Por último, retomo esta consideración sobre el espacio y el extrañamiento, que he venido tratando en la narrativa, para referirme a la transfiguración del espacio que se hace presente en el texto poético mediante el empleo del lenguaje figurado. Hay un afán de metamorfosear tanto el lenguaje como los objetos representados en la poesía. Gastón Bachelard propone en la Poética del espacio que la imagen poética surge como "un producto directo del corazón, del alma, del ser del hombre captado en su actualidad", y agrega también que "el poeta, en la novedad de sus imágenes, es siempre origen del lenguaje". Para explicar este punto, emplearé una breve antología del poeta italiano Giuseppe Ungaretti (1888-1970), con traducción de Dante Medina. Leamos primero un poema que desde el título remite a un espacio:

Universo

Col mare
Con el mar

mi sono fatto
me he hecho

una bara
una vara

di freschezza
de frescura
Lo que hayamos como lectores no es una descripción puntual del universo, sino la sensación del universo en esa aproximación del sujeto poético a un mar que refresca en su vitalidad perenne. En un poema se puede mostrar la máxima capacidad de concentración del lenguaje, así como en una gota espesa de semen el germen de la vida.
Otro poema de Ungaretti se titula "Prato"; en la primera estrofa de éste se evoca un prado mediante una descripción muy directa aparentemente, pero el poeta no se limita a las cualidades objetivas y palpables, sino que interpreta las emociones que provoca el nacimiento del pasto tierno. De modo que esta idea inicial le conduce a asociar el prado con la sensación de sorpresa, satisfacción, agradecimiento y timidez de una madre respecto de su criatura recién nacida. El poeta proyecta ese estado de regocijo del alma frente al milagro de la vida en el pasto nuevo que cubre la tierra, y en ese espacio común es posible reconocer (realmente mirar) la sabiduría de la naturaleza o la perfección de la creación:

Prato




La terra
La tierra

s'è velata
se ha cubierto

di tenera
de tierna

leggerezza
levedad




come una sposa
como una esposa

novella
recién casada

offre
ofrece

allibita
tímida

alla sua criatura
a su criatura

il pudore
un pudor

sorridente
sonriente

di madre
de madre
Quiero citar un último ejemplo; se trata de un poema de Gilberto Owen en el cual el mar y la isla y las plazas son-están en el cuerpo en reposo de la amada.
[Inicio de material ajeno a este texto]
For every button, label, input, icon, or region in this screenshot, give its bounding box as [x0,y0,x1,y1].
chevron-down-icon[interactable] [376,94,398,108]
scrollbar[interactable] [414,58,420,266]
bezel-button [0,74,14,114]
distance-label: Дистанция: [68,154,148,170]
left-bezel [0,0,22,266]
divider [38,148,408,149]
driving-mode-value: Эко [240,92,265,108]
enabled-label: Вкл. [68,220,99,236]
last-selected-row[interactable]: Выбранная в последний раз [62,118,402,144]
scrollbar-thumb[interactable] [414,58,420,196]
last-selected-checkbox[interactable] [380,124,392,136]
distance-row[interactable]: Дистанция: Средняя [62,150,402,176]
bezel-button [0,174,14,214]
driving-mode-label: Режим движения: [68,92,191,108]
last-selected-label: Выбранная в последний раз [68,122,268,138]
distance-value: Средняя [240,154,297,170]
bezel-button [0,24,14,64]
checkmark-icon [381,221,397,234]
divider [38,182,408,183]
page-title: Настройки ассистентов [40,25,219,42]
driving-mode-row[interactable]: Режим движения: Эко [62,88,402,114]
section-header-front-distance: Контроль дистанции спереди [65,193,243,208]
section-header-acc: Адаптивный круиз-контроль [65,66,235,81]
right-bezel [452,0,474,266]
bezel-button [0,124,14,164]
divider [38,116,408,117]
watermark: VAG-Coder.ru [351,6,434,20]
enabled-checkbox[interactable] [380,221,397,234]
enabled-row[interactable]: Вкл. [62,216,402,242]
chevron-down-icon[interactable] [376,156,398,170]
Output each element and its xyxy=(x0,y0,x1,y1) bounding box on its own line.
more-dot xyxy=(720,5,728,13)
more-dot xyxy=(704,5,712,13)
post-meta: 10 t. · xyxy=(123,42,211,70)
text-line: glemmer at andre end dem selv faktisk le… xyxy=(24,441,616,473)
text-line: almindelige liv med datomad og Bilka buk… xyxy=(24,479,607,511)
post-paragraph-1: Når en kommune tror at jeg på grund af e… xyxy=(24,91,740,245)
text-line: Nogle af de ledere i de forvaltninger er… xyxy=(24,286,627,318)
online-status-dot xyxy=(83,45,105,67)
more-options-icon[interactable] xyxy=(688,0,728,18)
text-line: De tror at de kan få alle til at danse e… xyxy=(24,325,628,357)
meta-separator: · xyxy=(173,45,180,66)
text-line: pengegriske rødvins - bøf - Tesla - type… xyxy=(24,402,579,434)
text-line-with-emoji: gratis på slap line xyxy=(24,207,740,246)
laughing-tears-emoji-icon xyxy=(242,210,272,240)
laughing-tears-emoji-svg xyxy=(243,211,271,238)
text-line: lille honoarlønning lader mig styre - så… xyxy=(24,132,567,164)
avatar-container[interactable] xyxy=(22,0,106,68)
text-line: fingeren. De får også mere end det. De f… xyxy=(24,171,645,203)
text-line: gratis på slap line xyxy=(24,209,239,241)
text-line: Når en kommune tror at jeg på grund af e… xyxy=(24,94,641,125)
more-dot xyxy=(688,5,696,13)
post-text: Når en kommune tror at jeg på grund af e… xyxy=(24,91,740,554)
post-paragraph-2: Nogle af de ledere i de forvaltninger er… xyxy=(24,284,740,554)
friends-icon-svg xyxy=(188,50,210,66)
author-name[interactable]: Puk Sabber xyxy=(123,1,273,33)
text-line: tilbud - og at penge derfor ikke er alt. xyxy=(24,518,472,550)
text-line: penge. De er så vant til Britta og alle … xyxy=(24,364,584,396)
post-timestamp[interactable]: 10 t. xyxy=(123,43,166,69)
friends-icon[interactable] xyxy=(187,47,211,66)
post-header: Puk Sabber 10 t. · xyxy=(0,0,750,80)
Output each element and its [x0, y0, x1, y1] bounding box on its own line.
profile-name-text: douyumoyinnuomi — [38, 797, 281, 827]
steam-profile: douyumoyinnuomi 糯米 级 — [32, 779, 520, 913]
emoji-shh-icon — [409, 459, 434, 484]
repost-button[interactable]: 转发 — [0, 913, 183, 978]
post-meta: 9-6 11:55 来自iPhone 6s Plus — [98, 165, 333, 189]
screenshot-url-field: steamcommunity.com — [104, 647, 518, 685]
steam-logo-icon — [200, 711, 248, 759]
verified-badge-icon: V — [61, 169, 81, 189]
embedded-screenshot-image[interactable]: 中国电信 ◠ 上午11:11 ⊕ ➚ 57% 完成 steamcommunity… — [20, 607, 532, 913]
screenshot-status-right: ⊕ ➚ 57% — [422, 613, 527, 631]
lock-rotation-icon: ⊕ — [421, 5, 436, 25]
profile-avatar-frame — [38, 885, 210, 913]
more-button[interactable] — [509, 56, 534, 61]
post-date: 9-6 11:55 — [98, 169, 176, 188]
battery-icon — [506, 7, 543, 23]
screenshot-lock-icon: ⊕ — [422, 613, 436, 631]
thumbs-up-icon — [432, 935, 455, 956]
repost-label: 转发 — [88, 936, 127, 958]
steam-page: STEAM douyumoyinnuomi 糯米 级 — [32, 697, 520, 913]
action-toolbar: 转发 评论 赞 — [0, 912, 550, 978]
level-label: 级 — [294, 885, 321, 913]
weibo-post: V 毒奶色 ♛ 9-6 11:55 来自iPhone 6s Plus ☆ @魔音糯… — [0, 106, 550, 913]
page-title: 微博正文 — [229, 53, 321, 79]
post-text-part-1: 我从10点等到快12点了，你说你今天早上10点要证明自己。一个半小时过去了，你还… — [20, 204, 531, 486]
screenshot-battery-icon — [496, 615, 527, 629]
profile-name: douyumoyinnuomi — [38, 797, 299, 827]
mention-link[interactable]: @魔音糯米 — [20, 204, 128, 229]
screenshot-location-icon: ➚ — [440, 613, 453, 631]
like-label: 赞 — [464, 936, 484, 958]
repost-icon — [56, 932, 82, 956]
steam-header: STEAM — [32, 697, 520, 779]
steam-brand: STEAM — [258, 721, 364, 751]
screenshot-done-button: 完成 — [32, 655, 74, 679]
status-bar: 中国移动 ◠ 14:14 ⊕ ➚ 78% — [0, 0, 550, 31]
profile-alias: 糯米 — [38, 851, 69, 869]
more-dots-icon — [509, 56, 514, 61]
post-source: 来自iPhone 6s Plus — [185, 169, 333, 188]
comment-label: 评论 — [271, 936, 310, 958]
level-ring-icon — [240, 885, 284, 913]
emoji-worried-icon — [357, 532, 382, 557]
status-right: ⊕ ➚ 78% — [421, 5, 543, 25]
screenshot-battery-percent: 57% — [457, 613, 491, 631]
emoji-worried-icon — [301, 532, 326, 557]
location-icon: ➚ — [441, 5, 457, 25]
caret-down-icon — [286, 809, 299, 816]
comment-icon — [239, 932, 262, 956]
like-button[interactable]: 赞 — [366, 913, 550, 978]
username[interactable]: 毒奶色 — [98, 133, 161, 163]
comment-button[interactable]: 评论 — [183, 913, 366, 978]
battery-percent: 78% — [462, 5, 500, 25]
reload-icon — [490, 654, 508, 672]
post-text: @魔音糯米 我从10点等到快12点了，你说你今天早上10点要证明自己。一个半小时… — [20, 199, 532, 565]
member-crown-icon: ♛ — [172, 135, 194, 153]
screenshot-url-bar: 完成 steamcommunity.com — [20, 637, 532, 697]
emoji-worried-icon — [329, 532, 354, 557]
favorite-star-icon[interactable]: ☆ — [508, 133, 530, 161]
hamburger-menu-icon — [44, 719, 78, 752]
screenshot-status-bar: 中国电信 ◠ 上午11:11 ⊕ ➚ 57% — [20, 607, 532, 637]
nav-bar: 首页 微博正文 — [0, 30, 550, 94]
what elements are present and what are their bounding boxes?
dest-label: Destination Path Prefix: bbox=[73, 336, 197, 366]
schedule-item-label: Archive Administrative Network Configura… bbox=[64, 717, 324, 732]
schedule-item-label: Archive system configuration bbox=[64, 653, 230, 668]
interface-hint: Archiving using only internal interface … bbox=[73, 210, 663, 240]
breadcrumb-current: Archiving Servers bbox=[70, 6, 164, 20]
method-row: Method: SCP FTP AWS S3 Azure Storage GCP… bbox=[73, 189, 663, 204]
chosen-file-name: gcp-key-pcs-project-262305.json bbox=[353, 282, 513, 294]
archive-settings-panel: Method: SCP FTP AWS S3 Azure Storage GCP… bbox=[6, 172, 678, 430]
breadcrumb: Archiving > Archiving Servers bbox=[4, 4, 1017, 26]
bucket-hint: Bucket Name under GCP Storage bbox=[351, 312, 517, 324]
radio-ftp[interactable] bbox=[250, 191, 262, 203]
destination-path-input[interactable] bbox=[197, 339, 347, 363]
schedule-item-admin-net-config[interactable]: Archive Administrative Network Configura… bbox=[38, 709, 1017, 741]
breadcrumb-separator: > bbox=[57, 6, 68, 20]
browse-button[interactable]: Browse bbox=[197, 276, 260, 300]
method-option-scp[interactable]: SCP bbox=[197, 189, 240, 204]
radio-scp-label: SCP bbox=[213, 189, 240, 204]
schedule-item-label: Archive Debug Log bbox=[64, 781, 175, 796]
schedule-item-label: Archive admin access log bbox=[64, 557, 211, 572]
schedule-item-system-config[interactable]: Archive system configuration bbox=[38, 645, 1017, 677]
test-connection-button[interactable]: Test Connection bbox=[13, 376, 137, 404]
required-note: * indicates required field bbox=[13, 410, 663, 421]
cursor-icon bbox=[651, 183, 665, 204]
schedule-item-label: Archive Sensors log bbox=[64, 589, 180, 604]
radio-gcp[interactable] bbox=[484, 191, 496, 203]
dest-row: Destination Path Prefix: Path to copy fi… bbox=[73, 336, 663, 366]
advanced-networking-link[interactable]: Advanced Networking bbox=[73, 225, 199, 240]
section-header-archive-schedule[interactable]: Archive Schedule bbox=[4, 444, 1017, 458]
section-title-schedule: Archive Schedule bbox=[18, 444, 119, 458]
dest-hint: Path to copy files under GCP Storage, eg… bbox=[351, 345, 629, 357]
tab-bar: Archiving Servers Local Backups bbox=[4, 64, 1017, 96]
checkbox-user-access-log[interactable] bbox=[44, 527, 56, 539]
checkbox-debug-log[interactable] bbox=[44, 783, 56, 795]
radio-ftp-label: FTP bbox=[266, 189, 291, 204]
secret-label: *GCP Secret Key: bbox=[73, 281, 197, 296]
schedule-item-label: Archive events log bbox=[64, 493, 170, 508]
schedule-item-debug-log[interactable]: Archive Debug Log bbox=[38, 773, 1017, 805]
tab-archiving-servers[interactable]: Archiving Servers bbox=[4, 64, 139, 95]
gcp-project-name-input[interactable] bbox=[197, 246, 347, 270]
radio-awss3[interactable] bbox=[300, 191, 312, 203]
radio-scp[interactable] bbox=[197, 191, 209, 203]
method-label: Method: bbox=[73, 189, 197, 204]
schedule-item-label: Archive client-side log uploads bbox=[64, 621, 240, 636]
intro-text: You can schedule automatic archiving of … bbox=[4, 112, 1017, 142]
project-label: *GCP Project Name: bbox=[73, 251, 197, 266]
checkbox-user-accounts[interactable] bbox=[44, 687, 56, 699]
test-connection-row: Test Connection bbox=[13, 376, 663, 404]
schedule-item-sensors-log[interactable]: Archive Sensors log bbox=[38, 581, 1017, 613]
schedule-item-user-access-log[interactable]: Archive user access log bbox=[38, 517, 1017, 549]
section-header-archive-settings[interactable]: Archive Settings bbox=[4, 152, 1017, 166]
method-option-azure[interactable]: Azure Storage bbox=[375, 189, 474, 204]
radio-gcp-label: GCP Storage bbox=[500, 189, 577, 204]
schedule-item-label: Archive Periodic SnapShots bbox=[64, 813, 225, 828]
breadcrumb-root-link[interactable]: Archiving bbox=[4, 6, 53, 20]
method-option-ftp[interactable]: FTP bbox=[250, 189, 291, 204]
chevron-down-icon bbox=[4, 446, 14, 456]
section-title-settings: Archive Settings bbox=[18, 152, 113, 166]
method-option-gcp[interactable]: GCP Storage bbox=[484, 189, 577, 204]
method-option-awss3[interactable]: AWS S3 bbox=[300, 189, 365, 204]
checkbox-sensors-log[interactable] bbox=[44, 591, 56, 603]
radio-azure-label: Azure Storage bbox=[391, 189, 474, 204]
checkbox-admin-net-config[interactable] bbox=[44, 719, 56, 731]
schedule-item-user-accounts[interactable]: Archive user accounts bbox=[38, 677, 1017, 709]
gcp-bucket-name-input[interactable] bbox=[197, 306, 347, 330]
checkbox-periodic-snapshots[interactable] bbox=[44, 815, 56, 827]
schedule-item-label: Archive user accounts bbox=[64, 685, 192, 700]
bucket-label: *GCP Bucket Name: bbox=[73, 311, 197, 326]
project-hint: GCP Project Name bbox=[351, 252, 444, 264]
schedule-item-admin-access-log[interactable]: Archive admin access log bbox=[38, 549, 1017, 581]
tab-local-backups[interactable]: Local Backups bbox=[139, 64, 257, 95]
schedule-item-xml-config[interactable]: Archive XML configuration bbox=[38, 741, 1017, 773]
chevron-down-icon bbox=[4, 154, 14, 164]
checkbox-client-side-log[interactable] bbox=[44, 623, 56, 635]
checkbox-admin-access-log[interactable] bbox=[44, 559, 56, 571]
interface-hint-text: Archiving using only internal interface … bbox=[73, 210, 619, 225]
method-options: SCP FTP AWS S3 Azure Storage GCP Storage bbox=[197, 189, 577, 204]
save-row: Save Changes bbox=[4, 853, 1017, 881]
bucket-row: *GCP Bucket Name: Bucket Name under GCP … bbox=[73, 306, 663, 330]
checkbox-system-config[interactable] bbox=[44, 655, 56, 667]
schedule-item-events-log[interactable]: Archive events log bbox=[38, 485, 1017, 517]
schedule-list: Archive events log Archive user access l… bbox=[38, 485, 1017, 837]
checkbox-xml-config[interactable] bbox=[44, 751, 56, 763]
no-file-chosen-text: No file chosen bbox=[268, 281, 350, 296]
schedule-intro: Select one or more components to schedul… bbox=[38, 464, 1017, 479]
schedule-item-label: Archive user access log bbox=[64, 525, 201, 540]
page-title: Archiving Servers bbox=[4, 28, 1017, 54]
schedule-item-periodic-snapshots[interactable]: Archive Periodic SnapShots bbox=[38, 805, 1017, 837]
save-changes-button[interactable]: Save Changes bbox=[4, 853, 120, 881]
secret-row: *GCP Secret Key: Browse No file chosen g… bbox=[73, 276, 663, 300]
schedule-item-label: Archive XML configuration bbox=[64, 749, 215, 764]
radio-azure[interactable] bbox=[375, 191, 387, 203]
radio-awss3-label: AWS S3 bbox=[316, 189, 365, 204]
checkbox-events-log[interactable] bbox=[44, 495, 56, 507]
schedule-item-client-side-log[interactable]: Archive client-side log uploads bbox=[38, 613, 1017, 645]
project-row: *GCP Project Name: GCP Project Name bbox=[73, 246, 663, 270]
Veamos la primera estrofa:

Booz ve dormir a Ruth
La isla está rodeada por un mar tembloroso
que algunos llaman piel. Pero es espuma.
Es un mar que prolonga su blancura en el cielo
como el halo de las tehuanas y los santos.
Es un mar que está siempre
en trance de primera comunión.
Me gustaría citarlo completo y continuar analizando cómo el poeta ve una "serena plaza pueblerina" en el lugar de la frente, y cómo asocia un río "—que algunos llamaban Vía Láctea—" con las piernas de ella, y luego entender cómo esta imagen le provoca imaginar en la dulzura del lago Zirahuén, pleno de luna, las caderas de esta mujer. Es Booz que ve dormir a Ruth, y entonces tendremos que hojear la Biblia y recordar la historia de amor entre ambos personajes. Pero antes, considero que sería mejor comenzar a leer para ubicarnos en el espacio, en esos espacios donde se aspira la humedad y crecen enredaderas en los pulmones.